Dogs are great, they provide unconditional love, companionship, a playmate, and more. However, dogs tend to get old and when they do, their bodies are just like ours. They do not work that well.
One area where your senior dog’s body is not working is its teeth. Some senior dogs tend to lose their teeth as they age. Even if you have followed the vet’s advice and taken up brushing their teeth.
To get help with this problem, just continue to read our article. It explores the issue so you have the answers you need. It is still advisable to get in touch with a veterinarian.
Why is My Senior Dog Losing His or Her Teeth?
The traditional and normal methods for senior dogs to lose their teeth is through a fall or some sort of accident. These little events happen, and they are not always easy to prevent.
However, it is possible that your dog’s teeth loss is through disease. When your dog gets a periodontal disease, these ailments can cause your dog’s teeth to fall out. That big medical word, periodontal, simply means an inflammation or infection in your dog’s gums or tissues surrounding their teeth.
Strangely enough, periodontal disease can strike dogs when they are just 3 or 4 years old. It is a common ailment vet see all the time. Periodontal diseases originate when plaque builds up on the dog’s teeth.
What is Plaque and How Does it Cause Disease?
Plaque is made by food particles and the dog’s saliva which sticks to their teeth. Then bacteria form and causes havoc on your senior dog’s bones that hold their teeth in place.
If you do nothing about the plaque on your pet’s teeth, it will soon turn into tartar and that is like putting cement in your dog’s mouth. While plaque can be removed by brushing, tartar is another story.
When tartar is not removed, it causes bone damage, and the teeth loosen up and fall out. Keeping your dog’s teeth clean helps prevent this situation.
The Stages of Periodontal Disease
There are 4 different stages that vets classify this disease. The stages go from 0 to 4 with the higher number the more severe aspect of the disease.
- Stage 0 – Tartar is evident but not severe or causing bone loss
- Stage 1- Tartar and gingivitis are present but still no bone loss
- Stage 2- Both ailments are present and there is 20% bone loss around the teeth
- Stage 3- Tartar is there along with moderate gingivitis causing 25 to 50% bone loss
- Stage 4- Severe levels of both tartar and gingivitis are in your dog’s mouth causing more than 50% bone loss
The Signs of Periodontal Disease
Like every human disease, there are signs telling something is wrong with your dog. Here are those signs:
- Bad Breath
- Your Dog Experiences Pain When Chewing
- Bleeding Gums
- Chews Only on One Side Of Their Mouths
- Prefers Soft to Hard Food
There are signs indicating that your dog has severe or in the highest stages of periodontal disease.
- Puss around teeth or gums
- Lots layers of tarter around the teeth
- Large bone loss that causes teeth to loosen, etc.

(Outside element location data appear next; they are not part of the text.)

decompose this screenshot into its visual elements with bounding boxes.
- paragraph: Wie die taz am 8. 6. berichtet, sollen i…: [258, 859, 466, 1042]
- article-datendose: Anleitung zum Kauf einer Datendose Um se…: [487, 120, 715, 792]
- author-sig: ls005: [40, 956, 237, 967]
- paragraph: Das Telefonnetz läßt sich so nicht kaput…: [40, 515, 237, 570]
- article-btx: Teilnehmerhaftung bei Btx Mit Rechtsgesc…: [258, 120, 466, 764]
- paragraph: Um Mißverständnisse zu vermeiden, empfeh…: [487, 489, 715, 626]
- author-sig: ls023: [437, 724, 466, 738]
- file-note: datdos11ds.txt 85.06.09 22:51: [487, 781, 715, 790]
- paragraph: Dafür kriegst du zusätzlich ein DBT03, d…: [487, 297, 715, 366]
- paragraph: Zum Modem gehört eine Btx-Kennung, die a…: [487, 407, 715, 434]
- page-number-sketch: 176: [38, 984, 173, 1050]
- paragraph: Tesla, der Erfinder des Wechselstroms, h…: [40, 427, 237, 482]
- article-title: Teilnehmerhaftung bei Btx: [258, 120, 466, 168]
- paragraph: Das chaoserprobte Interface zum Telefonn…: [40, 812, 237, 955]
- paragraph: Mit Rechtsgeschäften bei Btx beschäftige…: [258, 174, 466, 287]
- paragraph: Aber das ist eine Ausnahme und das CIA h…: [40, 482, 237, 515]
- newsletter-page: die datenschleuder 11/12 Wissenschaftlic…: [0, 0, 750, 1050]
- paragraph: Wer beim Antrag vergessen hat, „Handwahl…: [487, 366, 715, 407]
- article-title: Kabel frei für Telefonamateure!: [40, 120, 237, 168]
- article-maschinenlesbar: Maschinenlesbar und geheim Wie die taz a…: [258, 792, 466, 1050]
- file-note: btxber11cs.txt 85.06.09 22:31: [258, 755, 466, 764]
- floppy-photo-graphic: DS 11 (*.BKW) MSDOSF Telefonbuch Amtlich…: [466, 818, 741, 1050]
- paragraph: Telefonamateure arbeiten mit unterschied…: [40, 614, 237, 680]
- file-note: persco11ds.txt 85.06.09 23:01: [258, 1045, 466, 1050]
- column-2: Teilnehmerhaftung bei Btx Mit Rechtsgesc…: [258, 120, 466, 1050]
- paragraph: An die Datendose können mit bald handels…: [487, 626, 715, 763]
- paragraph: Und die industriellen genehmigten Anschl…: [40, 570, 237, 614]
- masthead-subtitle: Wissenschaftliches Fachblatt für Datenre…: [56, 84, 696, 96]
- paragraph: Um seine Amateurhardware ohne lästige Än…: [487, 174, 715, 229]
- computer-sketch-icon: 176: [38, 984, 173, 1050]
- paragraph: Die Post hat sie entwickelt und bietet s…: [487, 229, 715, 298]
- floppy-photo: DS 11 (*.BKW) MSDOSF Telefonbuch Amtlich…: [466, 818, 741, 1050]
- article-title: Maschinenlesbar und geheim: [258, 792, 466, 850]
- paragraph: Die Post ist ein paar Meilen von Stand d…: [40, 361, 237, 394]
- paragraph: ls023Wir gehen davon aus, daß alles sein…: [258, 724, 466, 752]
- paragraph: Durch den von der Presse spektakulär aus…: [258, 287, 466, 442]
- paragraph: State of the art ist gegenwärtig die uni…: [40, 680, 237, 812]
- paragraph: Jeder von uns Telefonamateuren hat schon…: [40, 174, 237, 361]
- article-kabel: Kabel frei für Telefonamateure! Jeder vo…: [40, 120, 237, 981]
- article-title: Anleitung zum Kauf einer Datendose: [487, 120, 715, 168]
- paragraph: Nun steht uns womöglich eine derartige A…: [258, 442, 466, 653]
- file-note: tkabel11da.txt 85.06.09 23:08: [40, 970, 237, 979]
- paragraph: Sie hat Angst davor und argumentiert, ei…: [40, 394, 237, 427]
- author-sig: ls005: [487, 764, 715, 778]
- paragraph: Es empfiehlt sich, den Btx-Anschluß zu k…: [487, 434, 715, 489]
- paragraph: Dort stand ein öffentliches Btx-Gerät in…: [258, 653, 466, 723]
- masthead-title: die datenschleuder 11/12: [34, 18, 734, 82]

- Swelling around the mouth
- Does not eat, usually caused by severe pain or sensitivity in the mouth
Periodontal disease may not seem like it is a serious ailment. But it does have some influence on your pet’s health. This disease can affect the following areas of his or her life:
- Gradual Weight Loss – If it hurts to eat, your dog will not eat
- Lower Quality of Life – Less energy, less interest in playing with toys requiring the use of his or her mouth
- Risk Of Heart Disease – The bacteria in her or his mouth can migrate through their bloodstream to the heart and cause lots of damage to that organ
Is There Anything You Can Do to Prevent Tooth Loss
While it is not considered by vets to be a normal part of your dog’s aging process, tooth loss can and does occur. If you see your dog losing one tooth, take your pet to your vet’s and get a diagnosis and a treatment plan.
Sometimes that plan can involve putting your dog under anesthesia and the vet cleaning their teeth. A polisher may be used to smooth the dog’s teeth making it harder for disease to latch onto the bones.
Or a special gel is inserted to prevent further tartar and gingivitis build up. The good news is that fully educated vets can save or fix damaged teeth but not in all situations. To prevent this scenario, regular brushing is recommended.
Make sure to use a soft-bristled brush and take your time so your dog gets used to the brushing experience. Or you can use many of the doggy dental products on sale in your favorite stores. That is if your dog likes them.
The products to buy are the ones with the veterinary Oral health Council’s logo on the box.
Some Final Words
Periodontal disease is not something you should ignore. It will harm your dog as well as his or her teeth. Take special care of your pet and see your vet when you see plaque forming. Catching it early will spare your dog a lot of pain.